LAMB OR MUTTON IN THE CASSEROLE

2 pounds neck, breast, or shoulder of lamb or mutton Flour Fat for browning Water or stock 4 carrots 2 cupfuls peas 2 teaspoonfuls salt Pepper 1/2 bay leaf 3 allspice berries

Cut the meat into pieces suitable for serving. Roll in flour, and brown in a frying pan with hot fat. Remove to the casserole, and cover with boiling water or stock. Wash, scrape, and cut the carrots into halves. Add them and the spices to the meat in the casserole. Cover, and cook at simmering temperature for two hours. Then add the peas and the seasoning. Cook until tender. Serve hot from the casserole.

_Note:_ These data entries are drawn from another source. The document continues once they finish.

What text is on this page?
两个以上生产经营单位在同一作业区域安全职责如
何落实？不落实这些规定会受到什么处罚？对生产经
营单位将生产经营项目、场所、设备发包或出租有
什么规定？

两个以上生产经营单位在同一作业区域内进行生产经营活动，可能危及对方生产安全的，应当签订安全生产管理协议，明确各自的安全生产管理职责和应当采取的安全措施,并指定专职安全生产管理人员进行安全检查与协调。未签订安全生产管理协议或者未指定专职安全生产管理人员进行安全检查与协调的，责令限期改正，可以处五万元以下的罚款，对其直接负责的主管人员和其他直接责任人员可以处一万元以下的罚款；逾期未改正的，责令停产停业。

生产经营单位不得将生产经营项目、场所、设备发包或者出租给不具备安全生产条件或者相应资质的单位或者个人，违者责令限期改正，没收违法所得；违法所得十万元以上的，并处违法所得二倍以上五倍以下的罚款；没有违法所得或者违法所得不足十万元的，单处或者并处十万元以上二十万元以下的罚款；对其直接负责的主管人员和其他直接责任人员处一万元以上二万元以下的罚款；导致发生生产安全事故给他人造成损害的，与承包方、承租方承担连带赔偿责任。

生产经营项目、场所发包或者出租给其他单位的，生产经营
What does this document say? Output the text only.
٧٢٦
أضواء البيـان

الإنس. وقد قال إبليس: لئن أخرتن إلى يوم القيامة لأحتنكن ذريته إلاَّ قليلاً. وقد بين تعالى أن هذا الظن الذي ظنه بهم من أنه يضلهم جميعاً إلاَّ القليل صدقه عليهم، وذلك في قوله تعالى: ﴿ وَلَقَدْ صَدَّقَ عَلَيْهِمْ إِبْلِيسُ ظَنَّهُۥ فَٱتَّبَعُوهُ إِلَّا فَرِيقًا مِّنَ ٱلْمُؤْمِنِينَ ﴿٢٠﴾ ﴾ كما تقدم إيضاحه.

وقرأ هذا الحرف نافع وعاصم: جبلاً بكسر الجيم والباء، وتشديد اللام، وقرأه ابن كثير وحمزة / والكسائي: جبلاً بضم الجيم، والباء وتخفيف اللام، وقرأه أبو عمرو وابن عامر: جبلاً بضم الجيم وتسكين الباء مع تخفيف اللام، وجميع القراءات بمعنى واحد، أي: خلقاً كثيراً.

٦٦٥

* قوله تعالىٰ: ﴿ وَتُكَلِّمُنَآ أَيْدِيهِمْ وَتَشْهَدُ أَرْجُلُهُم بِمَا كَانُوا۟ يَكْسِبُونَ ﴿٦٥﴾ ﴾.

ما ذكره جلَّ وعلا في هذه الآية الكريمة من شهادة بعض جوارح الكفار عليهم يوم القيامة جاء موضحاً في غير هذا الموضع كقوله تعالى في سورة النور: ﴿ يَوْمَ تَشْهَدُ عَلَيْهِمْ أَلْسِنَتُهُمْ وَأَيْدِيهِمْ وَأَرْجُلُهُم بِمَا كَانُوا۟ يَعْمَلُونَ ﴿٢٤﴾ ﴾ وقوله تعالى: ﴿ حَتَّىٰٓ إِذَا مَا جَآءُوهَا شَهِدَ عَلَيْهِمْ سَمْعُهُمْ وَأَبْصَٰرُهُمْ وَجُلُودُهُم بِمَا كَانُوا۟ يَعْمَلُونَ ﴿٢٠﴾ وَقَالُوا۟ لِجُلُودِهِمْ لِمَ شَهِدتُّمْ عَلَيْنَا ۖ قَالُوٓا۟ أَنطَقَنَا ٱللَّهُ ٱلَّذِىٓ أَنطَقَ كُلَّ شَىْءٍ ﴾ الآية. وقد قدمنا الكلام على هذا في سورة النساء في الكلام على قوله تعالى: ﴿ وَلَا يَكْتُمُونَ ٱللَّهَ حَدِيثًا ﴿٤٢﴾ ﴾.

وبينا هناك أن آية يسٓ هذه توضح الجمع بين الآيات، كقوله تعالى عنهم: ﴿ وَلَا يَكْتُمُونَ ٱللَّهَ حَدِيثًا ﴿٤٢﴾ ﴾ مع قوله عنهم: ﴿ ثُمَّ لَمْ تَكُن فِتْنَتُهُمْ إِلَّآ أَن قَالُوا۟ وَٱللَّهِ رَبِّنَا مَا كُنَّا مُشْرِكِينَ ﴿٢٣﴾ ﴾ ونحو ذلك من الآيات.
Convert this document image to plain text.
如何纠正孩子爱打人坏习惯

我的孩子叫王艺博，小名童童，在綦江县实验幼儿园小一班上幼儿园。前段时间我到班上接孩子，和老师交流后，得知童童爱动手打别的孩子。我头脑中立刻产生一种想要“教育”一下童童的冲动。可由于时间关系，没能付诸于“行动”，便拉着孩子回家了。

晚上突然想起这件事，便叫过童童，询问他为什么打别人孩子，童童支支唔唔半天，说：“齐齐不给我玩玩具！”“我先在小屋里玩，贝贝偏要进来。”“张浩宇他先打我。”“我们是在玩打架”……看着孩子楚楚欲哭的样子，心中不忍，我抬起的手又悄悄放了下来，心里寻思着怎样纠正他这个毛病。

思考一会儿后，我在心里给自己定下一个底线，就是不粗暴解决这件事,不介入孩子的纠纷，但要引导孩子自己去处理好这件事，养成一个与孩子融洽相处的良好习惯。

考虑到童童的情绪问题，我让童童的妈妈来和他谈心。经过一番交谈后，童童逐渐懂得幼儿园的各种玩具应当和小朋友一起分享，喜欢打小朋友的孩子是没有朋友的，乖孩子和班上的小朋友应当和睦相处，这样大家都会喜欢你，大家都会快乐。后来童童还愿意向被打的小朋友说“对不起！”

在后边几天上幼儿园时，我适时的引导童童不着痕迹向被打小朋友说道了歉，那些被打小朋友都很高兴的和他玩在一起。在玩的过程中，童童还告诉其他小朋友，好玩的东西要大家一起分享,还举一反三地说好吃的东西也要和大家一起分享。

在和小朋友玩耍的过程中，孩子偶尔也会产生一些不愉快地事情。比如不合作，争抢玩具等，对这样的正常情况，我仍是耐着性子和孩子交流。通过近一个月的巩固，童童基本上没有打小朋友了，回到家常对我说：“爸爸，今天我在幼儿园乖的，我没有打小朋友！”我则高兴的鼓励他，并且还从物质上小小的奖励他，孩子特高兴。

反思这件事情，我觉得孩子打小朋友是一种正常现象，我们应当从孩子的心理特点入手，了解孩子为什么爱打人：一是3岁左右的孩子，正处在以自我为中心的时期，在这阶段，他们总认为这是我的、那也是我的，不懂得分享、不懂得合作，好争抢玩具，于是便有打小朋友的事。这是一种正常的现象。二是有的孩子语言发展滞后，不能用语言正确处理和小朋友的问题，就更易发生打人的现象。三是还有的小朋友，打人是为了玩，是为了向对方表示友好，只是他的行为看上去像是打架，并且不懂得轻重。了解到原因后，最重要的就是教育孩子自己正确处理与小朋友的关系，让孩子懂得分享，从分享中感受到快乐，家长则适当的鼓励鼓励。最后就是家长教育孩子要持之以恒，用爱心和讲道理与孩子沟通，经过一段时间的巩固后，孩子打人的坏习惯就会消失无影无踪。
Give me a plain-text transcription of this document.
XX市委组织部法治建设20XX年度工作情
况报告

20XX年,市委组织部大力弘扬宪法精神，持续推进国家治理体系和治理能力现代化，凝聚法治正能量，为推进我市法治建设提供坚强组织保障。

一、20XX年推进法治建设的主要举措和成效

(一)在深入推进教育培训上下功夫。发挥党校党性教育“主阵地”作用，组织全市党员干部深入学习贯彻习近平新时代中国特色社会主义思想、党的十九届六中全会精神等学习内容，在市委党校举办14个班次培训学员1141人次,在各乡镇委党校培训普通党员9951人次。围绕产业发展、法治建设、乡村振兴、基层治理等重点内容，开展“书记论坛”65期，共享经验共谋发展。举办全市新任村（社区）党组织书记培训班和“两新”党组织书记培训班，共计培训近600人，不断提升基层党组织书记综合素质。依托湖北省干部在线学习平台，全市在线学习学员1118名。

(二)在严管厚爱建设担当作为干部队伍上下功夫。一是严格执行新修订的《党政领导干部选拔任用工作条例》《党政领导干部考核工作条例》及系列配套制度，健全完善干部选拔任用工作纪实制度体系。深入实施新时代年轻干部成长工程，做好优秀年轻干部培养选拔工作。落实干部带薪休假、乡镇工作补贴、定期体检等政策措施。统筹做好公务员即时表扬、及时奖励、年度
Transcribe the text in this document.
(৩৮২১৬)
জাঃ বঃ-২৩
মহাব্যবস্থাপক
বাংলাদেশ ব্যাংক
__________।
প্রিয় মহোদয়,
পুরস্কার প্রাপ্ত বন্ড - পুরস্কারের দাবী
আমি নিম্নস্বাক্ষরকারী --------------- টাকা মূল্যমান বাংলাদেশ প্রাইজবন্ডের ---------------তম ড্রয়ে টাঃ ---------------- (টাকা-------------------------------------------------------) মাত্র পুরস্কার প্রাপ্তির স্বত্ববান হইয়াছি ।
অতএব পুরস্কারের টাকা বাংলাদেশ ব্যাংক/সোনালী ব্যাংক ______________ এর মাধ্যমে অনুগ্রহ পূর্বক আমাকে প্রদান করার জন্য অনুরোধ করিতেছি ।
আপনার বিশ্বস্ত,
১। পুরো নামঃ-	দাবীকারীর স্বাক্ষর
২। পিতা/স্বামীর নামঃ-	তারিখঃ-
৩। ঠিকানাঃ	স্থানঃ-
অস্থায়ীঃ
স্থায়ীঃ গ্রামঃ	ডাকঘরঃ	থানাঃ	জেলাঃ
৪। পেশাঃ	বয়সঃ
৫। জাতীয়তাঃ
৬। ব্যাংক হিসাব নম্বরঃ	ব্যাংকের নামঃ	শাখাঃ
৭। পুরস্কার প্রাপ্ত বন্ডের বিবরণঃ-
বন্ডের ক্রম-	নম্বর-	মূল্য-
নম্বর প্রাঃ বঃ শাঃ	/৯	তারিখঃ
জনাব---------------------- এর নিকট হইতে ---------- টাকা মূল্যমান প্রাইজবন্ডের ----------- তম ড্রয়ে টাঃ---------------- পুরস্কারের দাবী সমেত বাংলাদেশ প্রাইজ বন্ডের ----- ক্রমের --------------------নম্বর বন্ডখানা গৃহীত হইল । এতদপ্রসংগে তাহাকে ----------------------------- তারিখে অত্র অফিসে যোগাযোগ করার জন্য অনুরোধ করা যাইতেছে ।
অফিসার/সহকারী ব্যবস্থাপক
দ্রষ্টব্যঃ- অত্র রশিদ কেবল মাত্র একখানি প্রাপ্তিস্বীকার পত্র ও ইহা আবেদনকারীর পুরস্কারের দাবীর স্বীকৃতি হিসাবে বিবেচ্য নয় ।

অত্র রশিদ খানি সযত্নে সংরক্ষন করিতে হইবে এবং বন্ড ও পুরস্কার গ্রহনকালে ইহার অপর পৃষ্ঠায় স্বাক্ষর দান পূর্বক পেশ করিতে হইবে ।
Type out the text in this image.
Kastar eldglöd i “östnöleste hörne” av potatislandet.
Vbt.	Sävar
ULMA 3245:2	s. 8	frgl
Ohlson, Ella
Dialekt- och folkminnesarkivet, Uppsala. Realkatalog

One half cupful of cooked rice may be used instead of the carrots and peas. Tomatoes also make a pleasing addition.

THE CASSEROLE.—The casserole is a popular utensil for cooking and serving. It is suitable for foods that need to be cooked at a low temperature for a long period of time; hence its adaptability to tough cuts of meat. Because the casserole is tightly covered, foods may be cooked in it with little loss by evaporation. The flavor is retained also, if the cooking is carefully done. The use of the casserole in serving is a distinct advantage, since the foods may be served hot. The casserole may be used in the oven or on top of the range.

If a covered crock is used in place of the regulation casserole, a dinner napkin should be folded neatly around it for serving.

QUESTIONS

Tell how lamb can be distinguished from mutton. Give two reasons for adding dried herbs to the stuffing for lamb.

Give two reasons for serving Mint Sauce with lamb. What is the purpose of first browning the lamb that is to be roasted?

[Illustration: FIGURE 68.—THE COMPOSITION OF FRESH AND CURED MEATS.
(Revised edition)]

What is the easiest method of adding extra flour to the sauce around lamb or mutton in the casserole (see Thickening the Sauce of Meat Cooked in Water)?

How many persons will this recipe serve?

Name the advantages of cooking meat in a casserole.

Give a dietetic reason for combining carrots, peas, or rice, with lamb or mutton.

Distinguish between rib and loin chops of lamb or mutton. What is a French chop?

Obtain the prices per pound of each cut of mutton or lamb. Arrange in tabulated form and record the date.

From U.S. Department of Agriculture Bulletin No. 28, tabulate the percentage composition of the hind quarter of mutton. Compare it with the composition of beef steak.

Tabulate the percentage composition of beets, carrots, parsnips, and turnips. Which contains the most carbohydrates? Which the most ash?